One hospital-based laboratory and one laboratory serving a number of hospitals prospectively studied 3.907 blood culture bottles of the BACTEC™ 9000 System (BD Diagnostics, Heidelberg, Germany) (1.888 aerobic bottles, 1.880 anaerobic bottles and 139 pediatric bottles). Information on media type, blood volume, time of inoculation, entry into the system, anti-microbial treatment, time to detection, identification to the species level and positive rate compared to terminal subculture were recorded and analysed. Twenty-seven bottles were classified as false negative, seven of these had a positive cohort bottle ( Staphylococcus aureus , Enterobacter cloacae , Enterococcus faecalis , Candida albicans, Burkholderia cepacia and two strains of Pseudomonas aeruginosa ), four out of these seven were not expected to grow in anaerobic media, five patients were under antibiotic treatment and one bottle had a transport time >48 h and is also mentioned in this group. Fifteen of the false negative bottles had a transport time of >48 h.

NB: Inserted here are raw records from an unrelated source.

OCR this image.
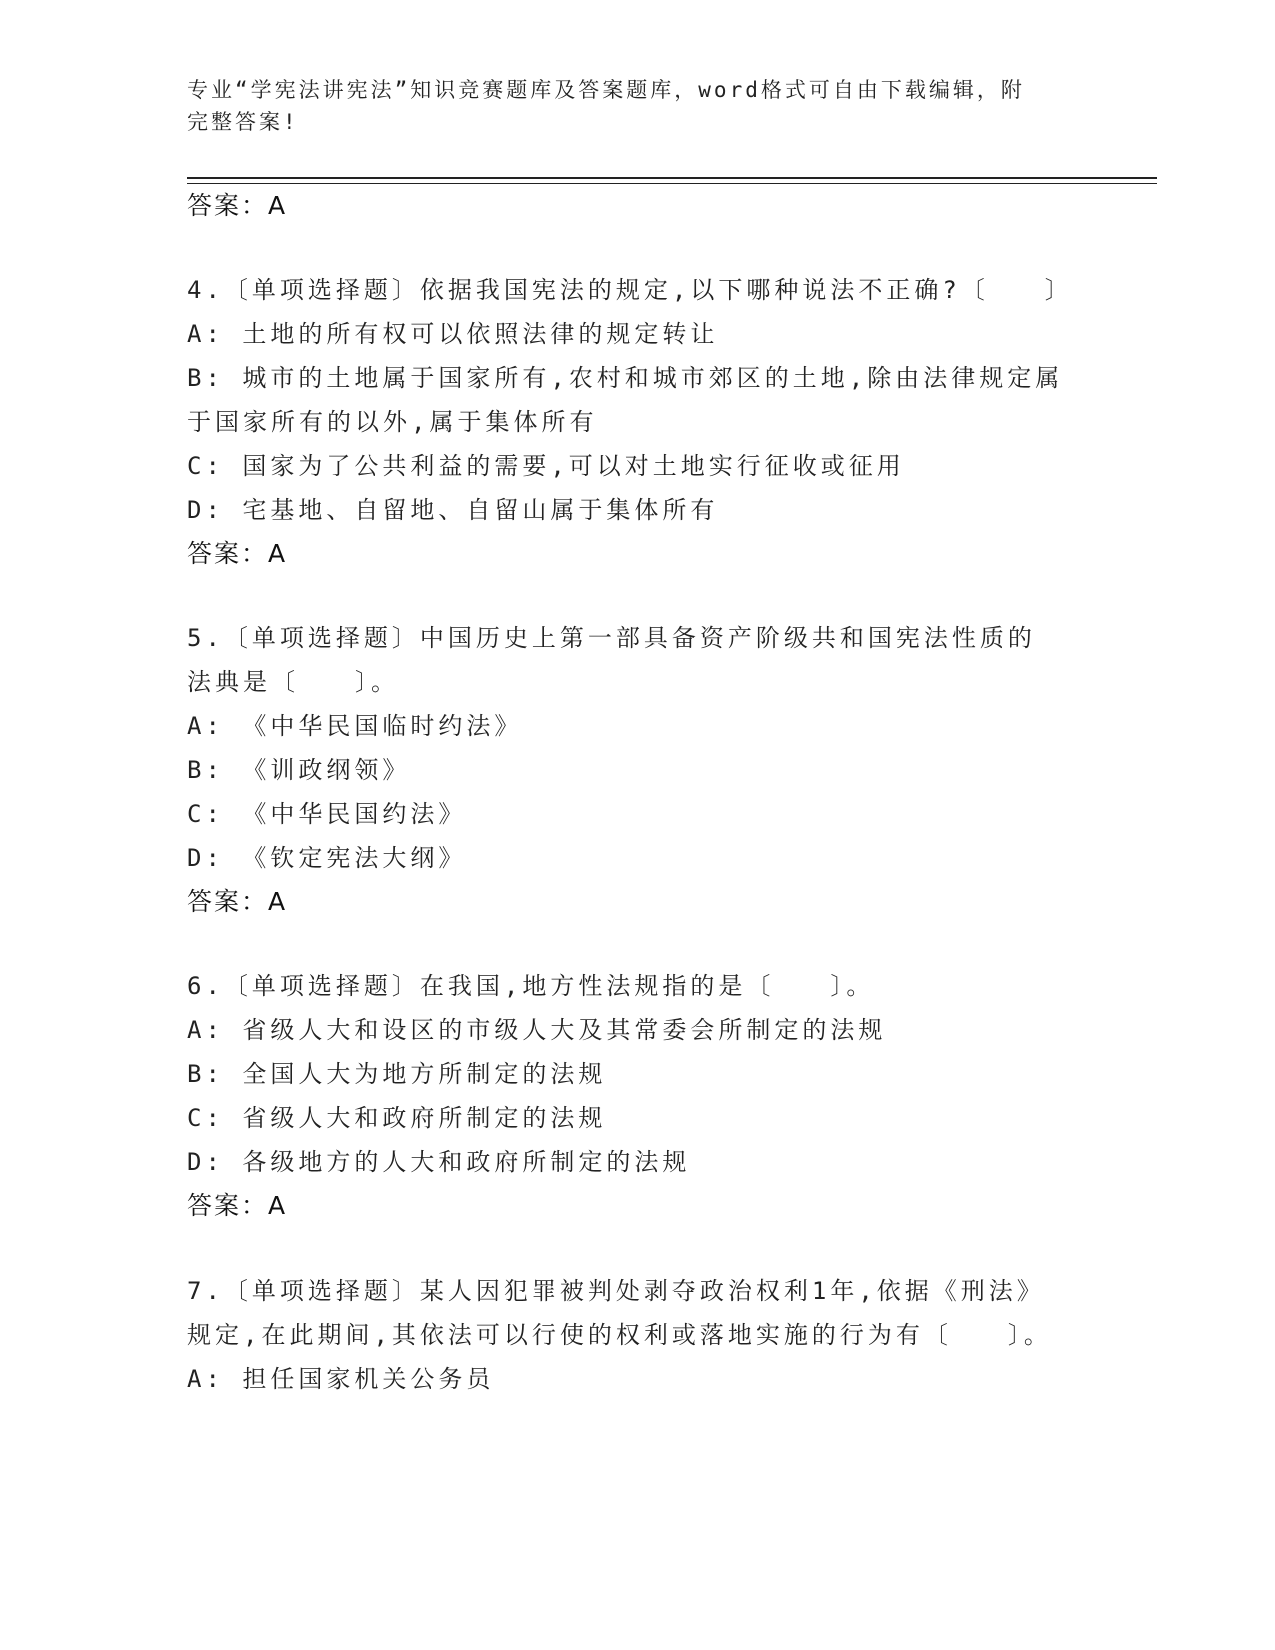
专业“学宪法讲宪法”知识竞赛题库及答案题库，word格式可自由下载编辑，附
完整答案!
答案：A
4.〔单项选择题〕依据我国宪法的规定,以下哪种说法不正确?〔　　〕
A: 土地的所有权可以依照法律的规定转让
B: 城市的土地属于国家所有,农村和城市郊区的土地,除由法律规定属
于国家所有的以外,属于集体所有
C: 国家为了公共利益的需要,可以对土地实行征收或征用
D: 宅基地、自留地、自留山属于集体所有
答案：A
5.〔单项选择题〕中国历史上第一部具备资产阶级共和国宪法性质的
法典是〔　　〕。
A: 《中华民国临时约法》
B: 《训政纲领》
C: 《中华民国约法》
D: 《钦定宪法大纲》
答案：A
6.〔单项选择题〕在我国,地方性法规指的是〔　　〕。
A: 省级人大和设区的市级人大及其常委会所制定的法规
B: 全国人大为地方所制定的法规
C: 省级人大和政府所制定的法规
D: 各级地方的人大和政府所制定的法规
答案：A
7.〔单项选择题〕某人因犯罪被判处剥夺政治权利1年,依据《刑法》
规定,在此期间,其依法可以行使的权利或落地实施的行为有〔　　〕。
A: 担任国家机关公务员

Eleven patients underwent antibiotic therapy, six out of 27 false negative bottles had a transport time <48 h, two patients had antibiotic therapy. Out of these six isolates, one C. glabrata did not grow in the anaerobic bottle. The rate of clinically relevant false negative blood cultures (pathogen not detected in cohort bottle) in bottles that were entered into BACTEC 9000 within 48 h after inoculation is 0,15%. All efforts need to be directed towards expediting the transportation of material to the microbiology laboratory.